Martinez M
Biomedical Research Unit, University Maternity-Children's Hospital, Barcelona, Spain.
Lipids. 1996 Mar;31 Suppl:S145-52. doi: 10.1007/BF02637067.
A patient with classic Zellweger syndrome was treated with docosahexaenoic acid ethyl ester (DHA-EE) for three months. Five other patients with Zellweger variants (four of them less than one-year-old and a five-year-old) were treated with DHA-EE until normalization of the DHA levels in erythrocytes. When arachidonic acid (AA) concentration decreased, AA was added to the diet. Thereafter, a combined treatment with DHA plus AA followed, in a variable proportion that allowed the high levels of DHA in erythrocytes to be maintained. In the patient with Zellweger syndrome, DHA therapy produced an increase in plasmalogen and a decrease in 26:0 and 26:1. No clear clinical improvement could be detected in this patient during the short period of treatment with DHA-EE. The most consistent clinical effect produced by DHA therapy in the other patients with disorders of peroxisomal biogenesis was visual improvement, even in those patients that were virtually blind before the treatment. In general, the developmental curve began to accelerate. The infants became more alert, acquired better visual and social contact and muscular tone improved, with the beginning of good head control. The liver tests tended to normalize and some patients showed a reduction of hepatomegaly. All these favorable changes occurred when the patients were taking the DHA-EE alone. In some of the patients, muscular tone seemed to improve further after introducing AA supplements. From the biochemical point of view, the plasmalogen levels increased in most cases in erythrocytes, and the two ratios 26:0/22:0 and 26:1/22:0 decreased in plasma. In some patients there was a tendency for 26:1 to increase in plasma and for 18:0 plasmalogen to decrease in erythrocytes when AA was introduced in the diet. The significance of these findings remains to be elucidated, but they stress the importance of strict monitoring and control of the polyunsaturated fatty acids status during DHA therapy.

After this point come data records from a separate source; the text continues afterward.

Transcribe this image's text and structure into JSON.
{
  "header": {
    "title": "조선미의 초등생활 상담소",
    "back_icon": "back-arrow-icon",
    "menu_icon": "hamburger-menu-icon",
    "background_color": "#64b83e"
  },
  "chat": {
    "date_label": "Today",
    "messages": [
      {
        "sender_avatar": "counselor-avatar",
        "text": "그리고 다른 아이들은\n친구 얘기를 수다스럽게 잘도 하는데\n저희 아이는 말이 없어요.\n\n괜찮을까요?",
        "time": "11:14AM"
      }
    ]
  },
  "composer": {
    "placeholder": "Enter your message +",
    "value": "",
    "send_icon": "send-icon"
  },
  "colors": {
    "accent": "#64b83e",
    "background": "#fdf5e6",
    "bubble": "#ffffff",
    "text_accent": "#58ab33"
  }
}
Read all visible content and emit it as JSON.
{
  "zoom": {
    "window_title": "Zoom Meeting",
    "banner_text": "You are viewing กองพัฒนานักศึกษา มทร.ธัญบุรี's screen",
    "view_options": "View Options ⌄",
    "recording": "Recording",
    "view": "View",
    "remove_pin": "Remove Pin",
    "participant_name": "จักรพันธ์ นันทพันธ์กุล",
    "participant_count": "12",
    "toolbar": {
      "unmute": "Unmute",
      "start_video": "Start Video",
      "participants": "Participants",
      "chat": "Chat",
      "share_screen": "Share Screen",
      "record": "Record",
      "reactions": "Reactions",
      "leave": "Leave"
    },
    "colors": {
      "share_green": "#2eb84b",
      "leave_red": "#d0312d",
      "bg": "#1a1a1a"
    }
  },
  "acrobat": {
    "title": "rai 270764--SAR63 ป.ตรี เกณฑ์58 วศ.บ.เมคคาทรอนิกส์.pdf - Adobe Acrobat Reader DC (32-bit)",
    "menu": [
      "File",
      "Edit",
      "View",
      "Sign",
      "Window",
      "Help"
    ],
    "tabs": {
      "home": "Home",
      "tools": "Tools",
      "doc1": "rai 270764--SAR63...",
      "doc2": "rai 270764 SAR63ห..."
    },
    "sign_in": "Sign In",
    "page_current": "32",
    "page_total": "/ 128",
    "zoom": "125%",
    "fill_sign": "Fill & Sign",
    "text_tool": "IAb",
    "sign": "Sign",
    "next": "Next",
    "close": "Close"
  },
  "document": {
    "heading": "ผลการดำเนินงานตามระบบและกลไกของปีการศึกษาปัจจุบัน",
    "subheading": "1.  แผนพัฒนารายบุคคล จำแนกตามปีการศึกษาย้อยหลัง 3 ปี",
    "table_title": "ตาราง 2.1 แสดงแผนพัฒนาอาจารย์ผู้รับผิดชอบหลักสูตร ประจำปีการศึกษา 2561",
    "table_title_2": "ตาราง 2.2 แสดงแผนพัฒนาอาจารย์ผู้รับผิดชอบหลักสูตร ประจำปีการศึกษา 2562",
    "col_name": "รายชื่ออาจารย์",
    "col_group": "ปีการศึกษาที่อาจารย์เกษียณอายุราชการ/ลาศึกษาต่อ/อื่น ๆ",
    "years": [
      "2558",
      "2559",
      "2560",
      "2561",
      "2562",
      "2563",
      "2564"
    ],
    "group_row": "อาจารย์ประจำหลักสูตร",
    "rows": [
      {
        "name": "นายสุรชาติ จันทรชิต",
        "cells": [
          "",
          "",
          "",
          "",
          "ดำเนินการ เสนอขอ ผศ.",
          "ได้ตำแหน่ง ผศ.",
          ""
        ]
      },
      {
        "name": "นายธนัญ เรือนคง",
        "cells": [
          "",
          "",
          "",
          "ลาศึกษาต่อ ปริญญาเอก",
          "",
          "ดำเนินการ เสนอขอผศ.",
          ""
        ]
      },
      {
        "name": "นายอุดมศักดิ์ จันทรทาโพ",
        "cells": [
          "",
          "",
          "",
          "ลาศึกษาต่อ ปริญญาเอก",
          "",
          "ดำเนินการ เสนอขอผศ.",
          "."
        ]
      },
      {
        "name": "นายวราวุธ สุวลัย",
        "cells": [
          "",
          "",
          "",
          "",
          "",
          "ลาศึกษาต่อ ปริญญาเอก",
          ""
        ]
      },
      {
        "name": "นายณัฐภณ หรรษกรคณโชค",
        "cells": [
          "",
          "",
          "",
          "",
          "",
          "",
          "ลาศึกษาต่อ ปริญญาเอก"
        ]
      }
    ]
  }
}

一名患有典型泽尔韦格综合征的患者接受了二十二碳六烯酸乙酯(DHA-EE)治疗三个月。另外五名患有泽尔韦格变异型的患者(其中四名年龄小于一岁,一名五岁)接受了DHA-EE治疗,直至红细胞中DHA水平恢复正常。当花生四烯酸(AA)浓度降低时,在饮食中添加AA。此后,采用DHA加AA的联合治疗,比例可变,以维持红细胞中高水平的DHA。在患有泽尔韦格综合征的患者中,DHA治疗使缩醛磷脂增加,26:0和26:1减少。在使用DHA-EE进行短期治疗期间,未发现该患者有明显的临床改善。DHA治疗对其他过氧化物酶体生物发生障碍患者产生的最一致临床效果是视力改善,即使是那些治疗前几乎失明的患者。总体而言,发育曲线开始加速。婴儿变得更加警觉,视觉和社交接触更好,肌肉张力改善,开始能够很好地控制头部。肝功能检查趋于正常,一些患者肝肿大减轻。所有这些有利变化都发生在患者单独服用DHA-EE时。在一些患者中,添加AA补充剂后肌肉张力似乎进一步改善。从生化角度来看,大多数情况下红细胞中缩醛磷脂水平增加,血浆中26:0/22:0和26:1/22:0这两个比值降低。当在饮食中引入AA时,一些患者血浆中26:1有增加的趋势,红细胞中18:0缩醛磷脂有减少的趋势。这些发现的意义尚待阐明,但它们强调了在DHA治疗期间严格监测和控制多不饱和脂肪酸状态的重要性。